なっちゃん「ちょちょちょ!来たでカナちゃん!シンジ、ついに名阪国道や!しかも時間は深夜3時20分、オメガカーブ突入前やん!」
カナちゃん「おおおおっ、あそこ天理の魔のカーブやんか!事故多発スポット、教科書にも載るレベルのS字やで!そら武装集団まで出てくるで!」
なっちゃん「ほんであれよ、軽バンやのに“フレッシュ10袋”も積んどるって…もう無茶苦茶やん!40km/hでゼーハー言いよるのに、そこに後ろからトレーラー来るとか…トリプルサンドイッチやん!」
カナちゃん「せやな!普通は“車線変更できんわ〜”ぐらいやのに、こっちは『武装集団登場!』やからな!しかもバラクラバの黒ずくめやで!?完全にMGSモード突入やん!」
なっちゃん「わははは!ほんまや!シンジの悲鳴がリアル過ぎて、『おいおいフレッシュ満載の精密機械やぞ!?』って、そんなん言う人初めて見たわ!」
カナちゃん「で、極めつけはアレやな。

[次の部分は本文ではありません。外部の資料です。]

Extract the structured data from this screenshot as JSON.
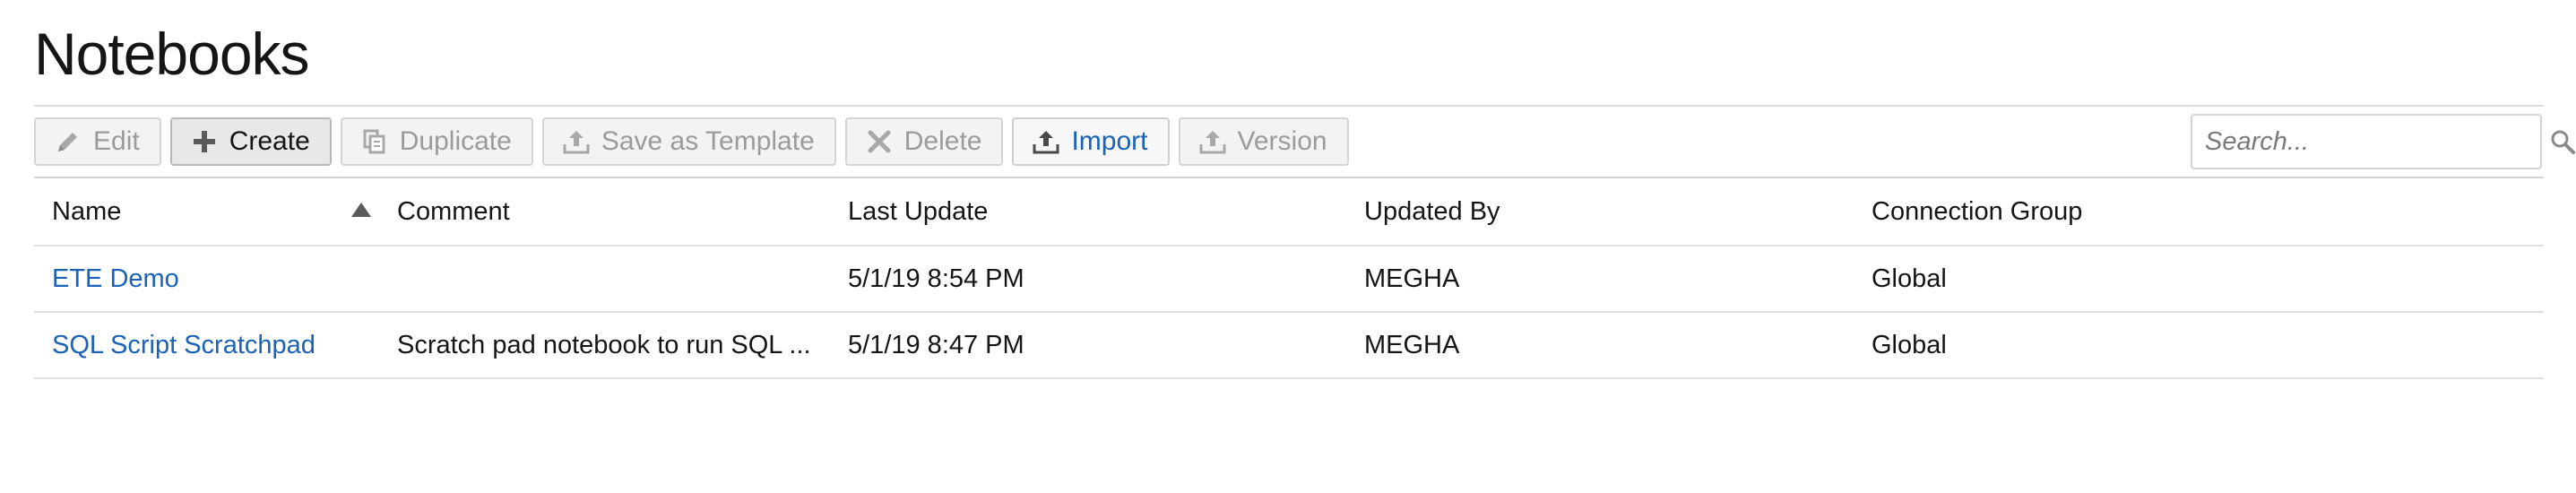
{
  "page": {
    "title": "Notebooks"
  },
  "toolbar": {
    "edit_label": "Edit",
    "create_label": "Create",
    "duplicate_label": "Duplicate",
    "save_template_label": "Save as Template",
    "delete_label": "Delete",
    "import_label": "Import",
    "version_label": "Version"
  },
  "search": {
    "placeholder": "Search...",
    "value": ""
  },
  "table": {
    "columns": [
      "Name",
      "Comment",
      "Last Update",
      "Updated By",
      "Connection Group"
    ],
    "sort": {
      "column": "Name",
      "direction": "ascending"
    },
    "rows": [
      {
        "name": "ETE Demo",
        "comment": "",
        "last_update": "5/1/19 8:54 PM",
        "updated_by": "MEGHA",
        "connection_group": "Global"
      },
      {
        "name": "SQL Script Scratchpad",
        "comment": "Scratch pad notebook to run SQL ...",
        "last_update": "5/1/19 8:47 PM",
        "updated_by": "MEGHA",
        "connection_group": "Global"
      }
    ]
  },
  "colors": {
    "link": "#1a62b8",
    "disabled_text": "#9b9b9b",
    "text": "#161513"
  },
  "icons": [
    "pencil-icon",
    "plus-icon",
    "duplicate-icon",
    "upload-icon",
    "x-icon",
    "search-icon",
    "sort-ascending-icon"
  ]
}
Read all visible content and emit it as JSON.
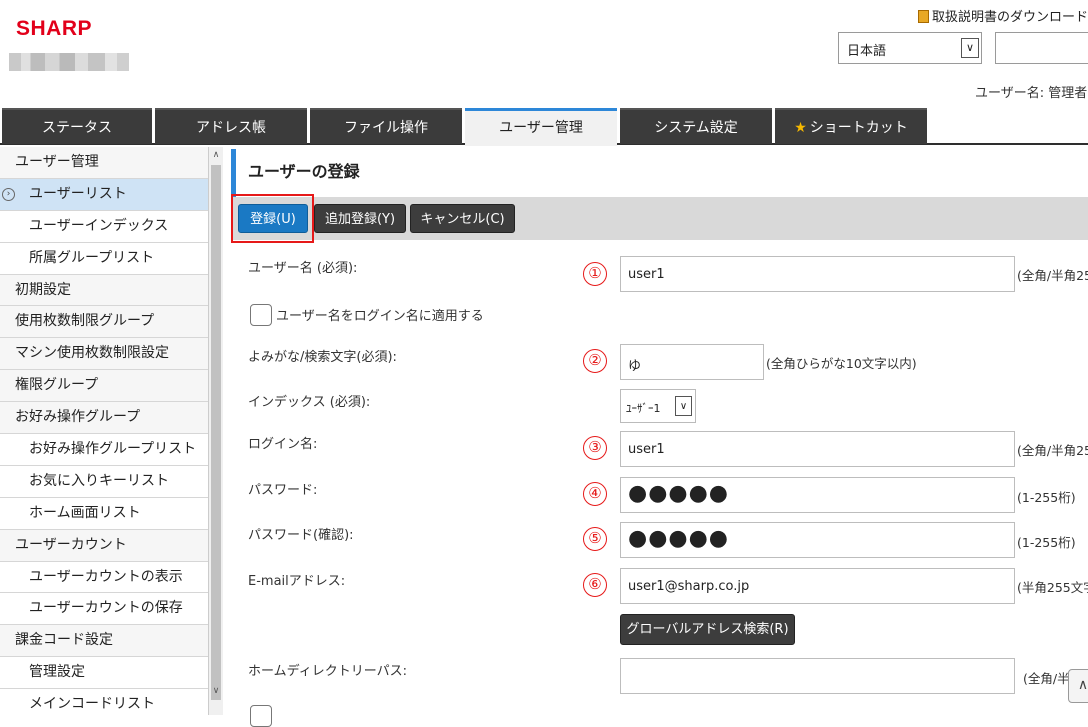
{
  "header": {
    "logo": "SHARP",
    "manual_link": "取扱説明書のダウンロード",
    "language": "日本語",
    "user_label": "ユーザー名: 管理者"
  },
  "tabs": [
    {
      "label": "ステータス"
    },
    {
      "label": "アドレス帳"
    },
    {
      "label": "ファイル操作"
    },
    {
      "label": "ユーザー管理"
    },
    {
      "label": "システム設定"
    },
    {
      "label": "ショートカット"
    }
  ],
  "sidebar": {
    "items": [
      {
        "label": "ユーザー管理"
      },
      {
        "label": "ユーザーリスト"
      },
      {
        "label": "ユーザーインデックス"
      },
      {
        "label": "所属グループリスト"
      },
      {
        "label": "初期設定"
      },
      {
        "label": "使用枚数制限グループ"
      },
      {
        "label": "マシン使用枚数制限設定"
      },
      {
        "label": "権限グループ"
      },
      {
        "label": "お好み操作グループ"
      },
      {
        "label": "お好み操作グループリスト"
      },
      {
        "label": "お気に入りキーリスト"
      },
      {
        "label": "ホーム画面リスト"
      },
      {
        "label": "ユーザーカウント"
      },
      {
        "label": "ユーザーカウントの表示"
      },
      {
        "label": "ユーザーカウントの保存"
      },
      {
        "label": "課金コード設定"
      },
      {
        "label": "管理設定"
      },
      {
        "label": "メインコードリスト"
      }
    ]
  },
  "main": {
    "title": "ユーザーの登録",
    "toolbar": {
      "register": "登録(U)",
      "add_register": "追加登録(Y)",
      "cancel": "キャンセル(C)"
    },
    "form": {
      "username_label": "ユーザー名 (必須):",
      "username_value": "user1",
      "username_hint": "(全角/半角25",
      "apply_login_label": "ユーザー名をログイン名に適用する",
      "yomi_label": "よみがな/検索文字(必須):",
      "yomi_value": "ゆ",
      "yomi_hint": "(全角ひらがな10文字以内)",
      "index_label": "インデックス (必須):",
      "index_value": "ﾕｰｻﾞｰ1",
      "login_label": "ログイン名:",
      "login_value": "user1",
      "login_hint": "(全角/半角25",
      "password_label": "パスワード:",
      "password_value": "●●●●●",
      "password_hint": "(1-255桁)",
      "password_confirm_label": "パスワード(確認):",
      "password_confirm_value": "●●●●●",
      "password_confirm_hint": "(1-255桁)",
      "email_label": "E-mailアドレス:",
      "email_value": "user1@sharp.co.jp",
      "email_hint": "(半角255文字",
      "global_search": "グローバルアドレス検索(R)",
      "home_dir_label": "ホームディレクトリーパス:",
      "home_dir_hint": "(全角/半"
    },
    "markers": [
      "①",
      "②",
      "③",
      "④",
      "⑤",
      "⑥"
    ]
  },
  "colors": {
    "accent": "#2d87d8",
    "primary_button": "#1a79c4",
    "tab_bg": "#3b3b3b",
    "annotation_red": "#e61919",
    "sidebar_active": "#cfe3f5"
  }
}
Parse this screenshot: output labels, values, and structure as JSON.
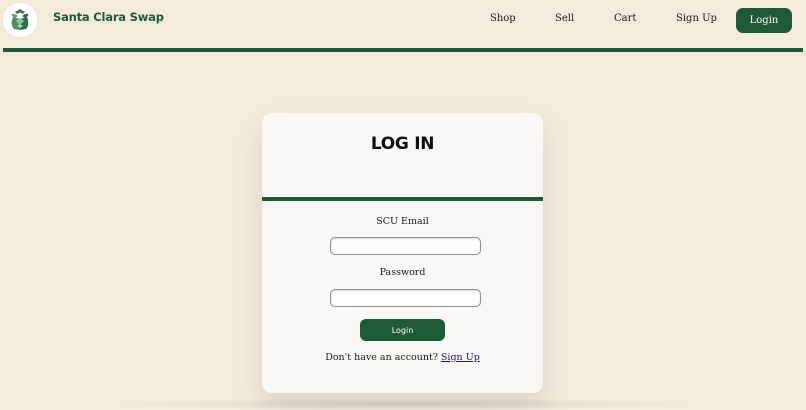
{
  "header": {
    "brand": "Santa Clara Swap",
    "logo_icon": "recycle-logo-icon",
    "nav": {
      "shop": "Shop",
      "sell": "Sell",
      "cart": "Cart",
      "signup": "Sign Up",
      "login": "Login"
    }
  },
  "login_card": {
    "title": "LOG IN",
    "email_label": "SCU Email",
    "email_value": "",
    "password_label": "Password",
    "password_value": "",
    "submit_label": "Login",
    "signup_prompt": "Don't have an account?",
    "signup_link": "Sign Up"
  },
  "colors": {
    "brand_green": "#1f5a36",
    "page_background": "#f3ebdc",
    "card_background": "#f9f8f2",
    "link_blue": "#1a0dab"
  }
}
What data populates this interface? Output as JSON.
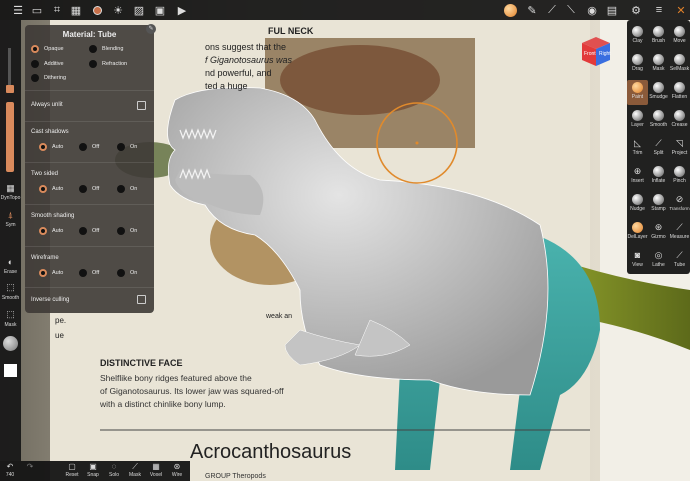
{
  "scene": {
    "book_text": {
      "top_heading": "FUL NECK",
      "top_lines": [
        "ons suggest that the",
        "f Giganotosaurus was",
        "nd powerful, and",
        "ted a huge"
      ],
      "weak_label": "weak an",
      "face_heading": "DISTINCTIVE FACE",
      "face_lines": [
        "Shelflike bony ridges featured above the",
        "of Giganotosaurus. Its lower jaw was squared-off",
        "with a distinct chinlike bony lump."
      ],
      "left_snip": [
        "pe.",
        "ue"
      ],
      "bottom_title": "Acrocanthosaurus",
      "bottom_sub": "GROUP Theropods"
    },
    "colors": {
      "accent": "#d98a5c",
      "selection_ring": "#e08a2c",
      "mesh": "#c8c8c8",
      "tail": "#7a8a2a",
      "leg": "#3fa7a3"
    }
  },
  "top_toolbar": {
    "icons": [
      "menu-icon",
      "folder-icon",
      "scene-icon",
      "grid-icon",
      "material-icon",
      "light-icon",
      "image-icon",
      "video-icon",
      "material-preview",
      "pen-icon",
      "wand-icon",
      "ruler-icon",
      "eye-icon",
      "layers-icon",
      "settings-icon",
      "help-icon"
    ]
  },
  "left_toolbar": {
    "dyntopo_label": "DynTopo",
    "sym_label": "Sym",
    "erase_label": "Erase",
    "smooth_label": "Smooth",
    "mask_label": "Mask"
  },
  "bottom_toolbar": {
    "undo_count": "740",
    "items": [
      "Reset",
      "Snap",
      "Solo",
      "Mask",
      "Voxel",
      "Wire"
    ]
  },
  "gizmo": {
    "front": "Front",
    "right": "Right"
  },
  "right_toolbar": {
    "tools": [
      "Clay",
      "Brush",
      "Move",
      "Drag",
      "Mask",
      "SelMask",
      "Paint",
      "Smudge",
      "Flatten",
      "Layer",
      "Smooth",
      "Crease",
      "Trim",
      "Split",
      "Project",
      "Insert",
      "Inflate",
      "Pinch",
      "Nudge",
      "Stamp",
      "Transform",
      "DelLayer",
      "Gizmo",
      "Measure",
      "View",
      "Lathe",
      "Tube"
    ],
    "active": "Paint"
  },
  "material_panel": {
    "title": "Material: Tube",
    "shading": [
      "Opaque",
      "Blending",
      "Additive",
      "Refraction",
      "Dithering"
    ],
    "shading_selected": "Opaque",
    "always_unlit": "Always unlit",
    "sections": [
      {
        "label": "Cast shadows",
        "options": [
          "Auto",
          "Off",
          "On"
        ],
        "selected": "Auto"
      },
      {
        "label": "Two sided",
        "options": [
          "Auto",
          "Off",
          "On"
        ],
        "selected": "Auto"
      },
      {
        "label": "Smooth shading",
        "options": [
          "Auto",
          "Off",
          "On"
        ],
        "selected": "Auto"
      },
      {
        "label": "Wireframe",
        "options": [
          "Auto",
          "Off",
          "On"
        ],
        "selected": "Auto"
      }
    ],
    "inverse_culling": "Inverse culling"
  }
}
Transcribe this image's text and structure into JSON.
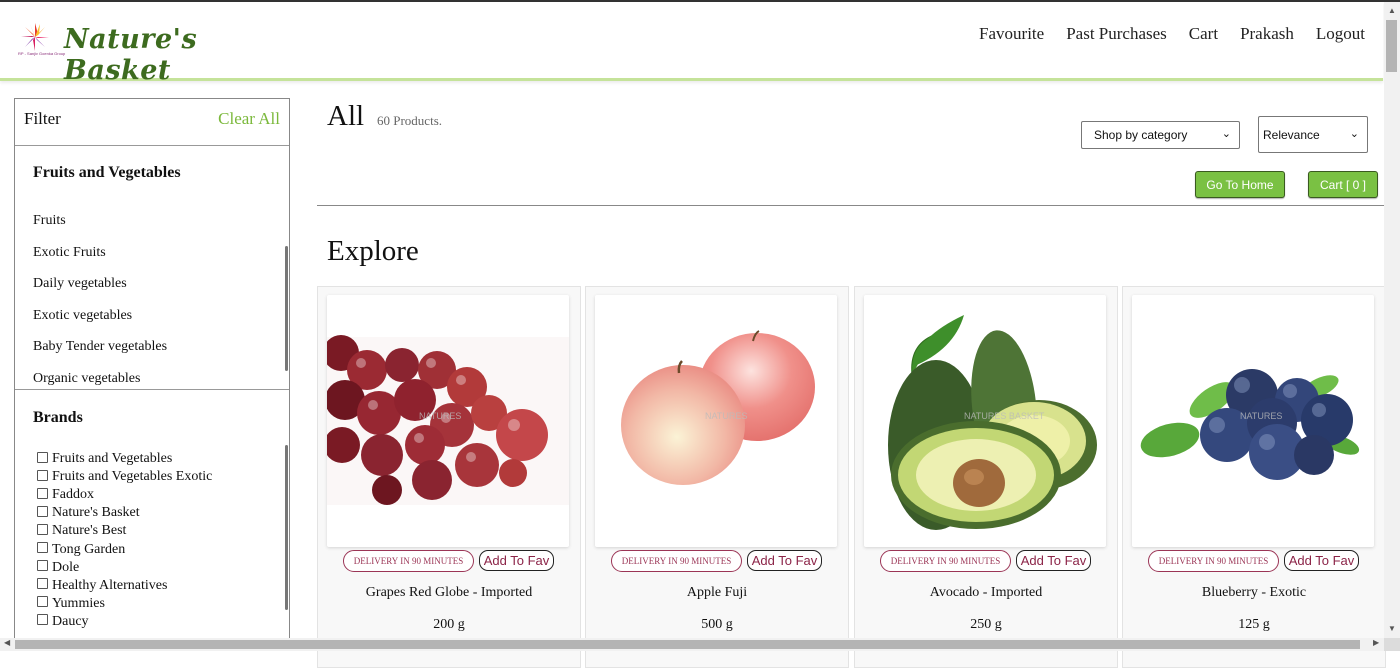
{
  "header": {
    "logo_text": "Nature's Basket",
    "logo_tagline": "RP - Sanjiv Goenka Group",
    "nav": [
      "Favourite",
      "Past Purchases",
      "Cart",
      "Prakash",
      "Logout"
    ]
  },
  "sidebar": {
    "filter_label": "Filter",
    "clear_all": "Clear All",
    "categories_title": "Fruits and Vegetables",
    "categories": [
      "Fruits",
      "Exotic Fruits",
      "Daily vegetables",
      "Exotic vegetables",
      "Baby Tender vegetables",
      "Organic vegetables"
    ],
    "brands_title": "Brands",
    "brands": [
      "Fruits and Vegetables",
      "Fruits and Vegetables Exotic",
      "Faddox",
      "Nature's Basket",
      "Nature's Best",
      "Tong Garden",
      "Dole",
      "Healthy Alternatives",
      "Yummies",
      "Daucy"
    ]
  },
  "main": {
    "title": "All",
    "count": "60 Products.",
    "category_select": "Shop by category",
    "sort_select": "Relevance",
    "go_home": "Go To Home",
    "cart_button": "Cart [ 0 ]",
    "explore": "Explore"
  },
  "products": [
    {
      "name": "Grapes Red Globe - Imported",
      "weight": "200 g",
      "badge": "DELIVERY IN 90 MINUTES",
      "fav": "Add To Fav",
      "watermark": "NATURES"
    },
    {
      "name": "Apple Fuji",
      "weight": "500 g",
      "badge": "DELIVERY IN 90 MINUTES",
      "fav": "Add To Fav",
      "watermark": "NATURES"
    },
    {
      "name": "Avocado - Imported",
      "weight": "250 g",
      "badge": "DELIVERY IN 90 MINUTES",
      "fav": "Add To Fav",
      "watermark": "NATURES BASKET"
    },
    {
      "name": "Blueberry - Exotic",
      "weight": "125 g",
      "badge": "DELIVERY IN 90 MINUTES",
      "fav": "Add To Fav",
      "watermark": "NATURES"
    }
  ],
  "colors": {
    "accent_green": "#7ac143",
    "brand_text": "#3d6b1f",
    "badge_maroon": "#9b3556"
  }
}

窓をクルクル開けて…最後の手段、“フレッシュエアー拡散”や!必殺技やん!シュワァァって香り飛んで、傭兵団が全員『んはぁ〜…』って昇天してもうたやろ!」
なっちゃん「いやあれ爆笑やった!トレーラーごと横転してるのに、運転手の目にハートマーク浮かんどったんよ!?もうバレンタインチョコちゃうんやから!」
カナちゃん「そうそう!しかもヨダレ垂らして昇天やからな!どんな麻薬映画より強烈やで!“甘い霧に沈むオメガカーブ”…これは文学賞もんやな!」
なっちゃん「シンジが最後に『ありがとう、今度はオレがお前らを守る』って、フレッシュの袋になでなでしよった時な、涙腺崩壊したわ!ラブストーリー始まっとんよ!」
カナちゃん「せや!シンジとフレッシュのラブロマンスやな!でも次どんな敵出てくるんやろな…“冷凍派”とか“発酵連合”とか出てきたらヤバいで!」
なっちゃん「さてさて、ここで視聴者からのお便りいくで!」
カナちゃん「X(旧Twitter)からもいっぱい来とるからな、行こ行こ!」
なっちゃん「RN・夜走りのカモシカさん、『オメガカーブで武装集団出てきた時、シンジの声が完全にカーナビの“次の信号を左折です”くらい震えてて笑いました』」
カナちゃん「わははは!せやな!“右から武装集団が合流してきます”みたいな案内や!」
なっちゃん「次!RN・甘党忍者さん、『フレッシュの拡散で全員落ちたシーン、完全に“必殺!ゴールデンフレッシュエアーブレス”って技名つけたい』」
カナちゃん「めっちゃ必殺技感あるわ!次のジャンプで連載始まるで!」
なっちゃん「おお、Xからも来とる!『名阪国道でフレッシュ撒くな!香りで事故率3倍やろ!』って怒られとる!」
カナちゃん「いやもうその通りや!でも逆に安全運転推進できるんちゃう?“フレッシュエアー吸うと眠気飛びます”とかで!」
なっちゃん「最後のお便りはRN・夜明けのオメガさん、『シンジ、次は高速のサービスエリアで“フレッシュ握手会”やってくれ!』」
カナちゃん「それ絶対並ぶで!“袋ごとサインして下さい!”って言う人出るわ!」
なっちゃん「はい、今日も名阪国道からお送りしました。次回、シンジとフレッシュの旅はどこへ行くんやろか!」
カナちゃん「楽しみやな!せやけど次は武装集団よりマシな敵出てほしいな…いや、逆にもっとヤバいかもしれん!」
なっちゃん「それでは、またお会いしましょう〜!」
――エンディングのジングルが鳴り響き、二人の笑い声が夜のオメガカーブに重なっていった。